Friday, November 30, 2007

Hugo Choice

Democracy or dictatorship.

By Gustavo Coronel
November 30, 2007 4:00 AM
http://www.nationalreview.com



Iranian President Mahmoud Ahmadinejad (right) shakes hands with Venezuela's President Hugo Chavez, before an official welcoming ceremony for Chavez in Tehran, Iran , Saturday, July 29, 2006.[AP Photo]

Venezuelan novelist Arturo Uslar Pietri coined the term “magical realism” to define the mixture of fact and fantasy, physical and psychological realities that characterized Latin American fiction in the 20th century. In his Nobel Prize acceptance speech, Colombian writer Gabriel Garcia Márquez maintained that Latin American reality was stranger than fiction.

How right they are. Venezuelan President Hugo Chavez has been known to keep an empty chair by his side in cabinet meetings, for revolutionary leader Simón Bolívar. On Sunday, Venezuelans will participate in an event so bizarre it could only be defined as magical realism. They will vote in a democratic referendum to decide if the country remains a democracy or if it becomes something akin to a tropical monarchy. President Chavez’s proposal to reform the constitution would transform Venezuela’s liberal democracy into a socialist dictatorship, a model of government that is expressly prohibited by the existing constitution. The referendum slated for Sunday amounts to asking Venezuelans to vote for their own political and social suicide.

In the last two weeks, the percentage of Venezuelans who have decided to vote “no” has increased so rapidly that all polls taken by the five most credible Venezuelan polling agencies show the vote to reject the reform leading by eight to ten points. The trend is so decisive that the Chavez government has ordered the agencies to stop publishing the polls altogether.

Chavez’s proposed reform violates core articles of the existing constitution (2,3 and 6), which stipulate that Venezuela will always be democratic, politically pluralistic, and have alternating political leadership. If approved, Chavez’s plan would convert Venezuela into a dictatorial state with no other possible ideology than socialism, and allow him be reelected indefinitely.

Among other negative changes, the reform calls for rigid administrative and political centralization as well as complete executive authority over financial matters, military promotions, the naming of regional vice presidents in charge of political and economic management and the selection of community leaders, dispensing with the popular election of these public officers. The reform also introduces severe restrictions to private property and private economic activity. School children and workers would be politically indoctrinated.

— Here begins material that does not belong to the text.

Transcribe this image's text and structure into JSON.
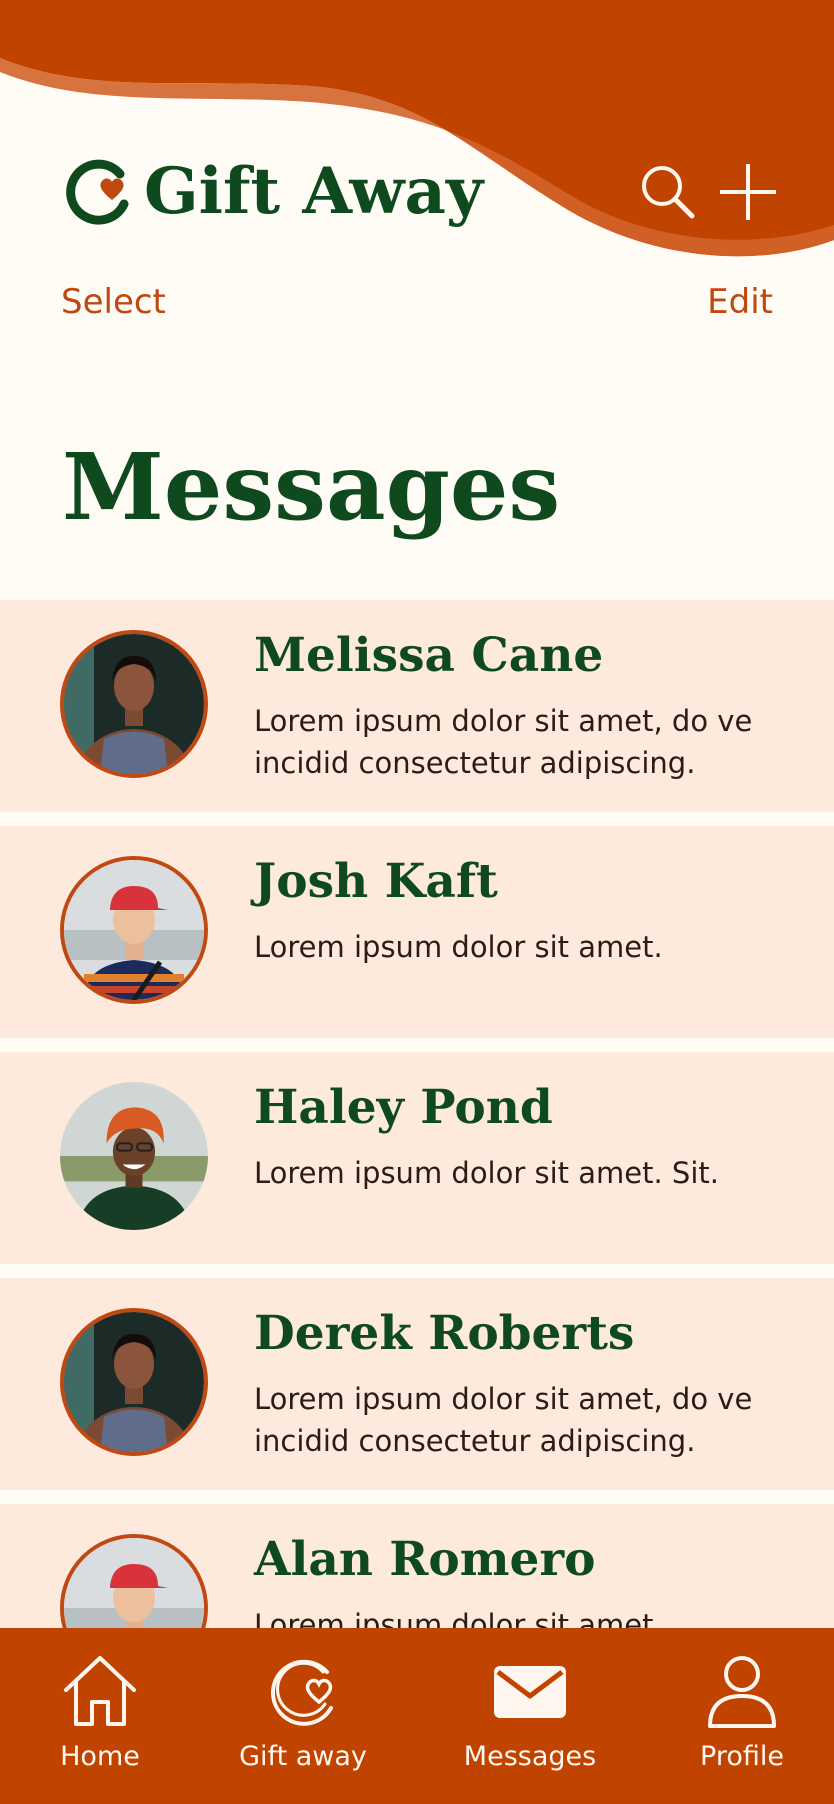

Faced with the necessity of rejecting the reform, which they consider immoral, Venezuelans are split between those who will vote “no” and those who refuse to vote on the grounds that it would validate an illegal proposal. Those who refuse to vote argue that the National Electoral Council is completely controlled by the government, and that a fraud is in the making. The Electoral Registry is, in fact, deeply corrupted and includes millions of registered voters without known addresses.

Close to two million voters without proper identification or known adresses have been added to the Registry in the last three years. Many counties show more voters than population. Almost 40,000 voters are reported as being over 100 years old, more than in the U.S., which has a population ten times higher. Thousands of voters show multiple ID papers, allowing them to vote more than once. Colombian terrorist Rodrigo Granda is registered to vote under ID card 22942118.

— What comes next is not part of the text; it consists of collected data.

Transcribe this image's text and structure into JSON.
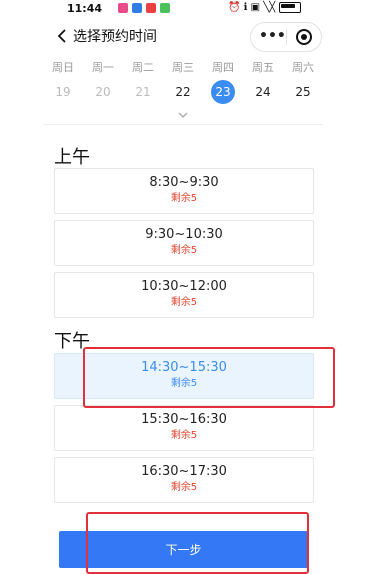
{
  "status_bar": {
    "time": "11:44",
    "sys_text": "⏰ ℹ ▣ ╲╳"
  },
  "header": {
    "title": "选择预约时间",
    "more": "•••"
  },
  "week": {
    "days": [
      {
        "name": "周日",
        "date": "19",
        "state": "past"
      },
      {
        "name": "周一",
        "date": "20",
        "state": "past"
      },
      {
        "name": "周二",
        "date": "21",
        "state": "past"
      },
      {
        "name": "周三",
        "date": "22",
        "state": "active"
      },
      {
        "name": "周四",
        "date": "23",
        "state": "selected"
      },
      {
        "name": "周五",
        "date": "24",
        "state": "active"
      },
      {
        "name": "周六",
        "date": "25",
        "state": "active"
      }
    ]
  },
  "morning": {
    "title": "上午",
    "slots": [
      {
        "time": "8:30~9:30",
        "remain": "剩余5"
      },
      {
        "time": "9:30~10:30",
        "remain": "剩余5"
      },
      {
        "time": "10:30~12:00",
        "remain": "剩余5"
      }
    ]
  },
  "afternoon": {
    "title": "下午",
    "slots": [
      {
        "time": "14:30~15:30",
        "remain": "剩余5",
        "selected": true
      },
      {
        "time": "15:30~16:30",
        "remain": "剩余5"
      },
      {
        "time": "16:30~17:30",
        "remain": "剩余5"
      }
    ]
  },
  "next_button": {
    "label": "下一步"
  },
  "colors": {
    "accent": "#3b8cf0",
    "button": "#3478f6",
    "remain": "#e0442f",
    "highlight": "#e0303a"
  }
}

I recently presented detailed proof of these distortions, compiled by Venezuelan experts, to the Organization of American States.

What will happen Sunday? Under normal circumstances, the rejection of the constitutional reform proposed by Chavez would be all but assured. However, the tight control the regime maintains over the Electoral Council, the army, the media, and most public institutions could enable the government to claim victory. If this is the case, the level of civic resistance by freedom-loving Venezuelans could well approach open rebellion.

— Gustavo Coronel is the author of the Cato Institute study, “Corruption, Mismanagement and Abuse of Power in Hugo Chavez’s Venezuela.” He served on the Board of Directors of Petroleos de Venezuela (1976–79). As president of Agrupacion Pro Calidad de Vida, and he was the Venezuelan representative to Transparency International (1996–2000).